When it comes to dividing property and debt in a divorce, states either follow community property division or equitable distribution. North Carolina is an equitable distribution state, meaning a judge will divide property in a divorce according to what it considers fair to each spouse. Today, we review how equitable distribution works and what you need to know about property division in North Carolina.

Equitable Distribution in North Carolina

Unlike community property states where marital property is divided 50-50, equitable distribution states divide property in a matter that is deemed fair.

While the court does start the process of property division presuming that it is fair to divide all marital property equally, this rarely happens. The courts must also consider additional factors that could impact property division determinations. It is also assumed that equal distribution may not always be fair, according to the laws in this state, which is why additional factors come into play.

Factors a Judge Will Consider Before Dividing Property

A judge will consider the following factors when dividing marital property:

• Length of the marriage

• Each spouse’s age and physical and mental health

• Each spouse’s income

• Property each spouse owned when they were single and married

• Future financial circumstances of each spouse

• If one spouse wastefully dissipated marital assets

• Need of the parent with custody of the children to live in the marital home

• If either spouse has a fair claim to marital property

• Health insurance and inheritance rights either spouse may lose because of the divorce

• Liquid or non-liquid character of all marital property

• Tax consequences of each spouse

• Whether one spouse transferred marital property in contemplation of divorce without fair consideration

• Any other factor the court deems appropriate

What Property Is Subject to Equitable Distribution?

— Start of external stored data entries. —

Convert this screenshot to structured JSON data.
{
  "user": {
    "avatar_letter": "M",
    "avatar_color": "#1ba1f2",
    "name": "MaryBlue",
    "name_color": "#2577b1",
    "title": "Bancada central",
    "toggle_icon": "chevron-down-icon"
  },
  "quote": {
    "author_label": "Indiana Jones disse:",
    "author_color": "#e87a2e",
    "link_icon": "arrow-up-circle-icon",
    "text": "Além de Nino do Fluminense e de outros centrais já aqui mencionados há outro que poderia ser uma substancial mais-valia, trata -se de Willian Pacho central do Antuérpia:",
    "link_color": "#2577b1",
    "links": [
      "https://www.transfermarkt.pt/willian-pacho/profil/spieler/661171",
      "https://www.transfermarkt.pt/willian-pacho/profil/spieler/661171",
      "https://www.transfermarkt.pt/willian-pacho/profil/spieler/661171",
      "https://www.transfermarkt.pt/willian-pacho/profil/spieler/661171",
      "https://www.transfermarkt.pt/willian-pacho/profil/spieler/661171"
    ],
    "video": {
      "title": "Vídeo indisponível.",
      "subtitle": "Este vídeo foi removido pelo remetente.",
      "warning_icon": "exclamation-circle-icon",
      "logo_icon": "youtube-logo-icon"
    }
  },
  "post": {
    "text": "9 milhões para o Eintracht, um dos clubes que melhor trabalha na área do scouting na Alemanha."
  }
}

Marital property is subject to equitable distribution, which may include but is not limited to:

  • Income earned during the duration of the marriage
  • Property purchased (including the marital home, vacation home, and investment properties)
  • Retirement benefits
  • Valuable items such as art, fine jewelry, furniture, and collectibles
  • Boats, planes, and automobiles

How Property Is Divided in a North Carolina Divorce

You can either come to an agreement with your spouse about how you would like to split your marital property or have a judge decide for you based on the factors above. Additionally, if you entered into a prenuptial or postnuptial agreement, the court would need to abide by the provisions in the agreement.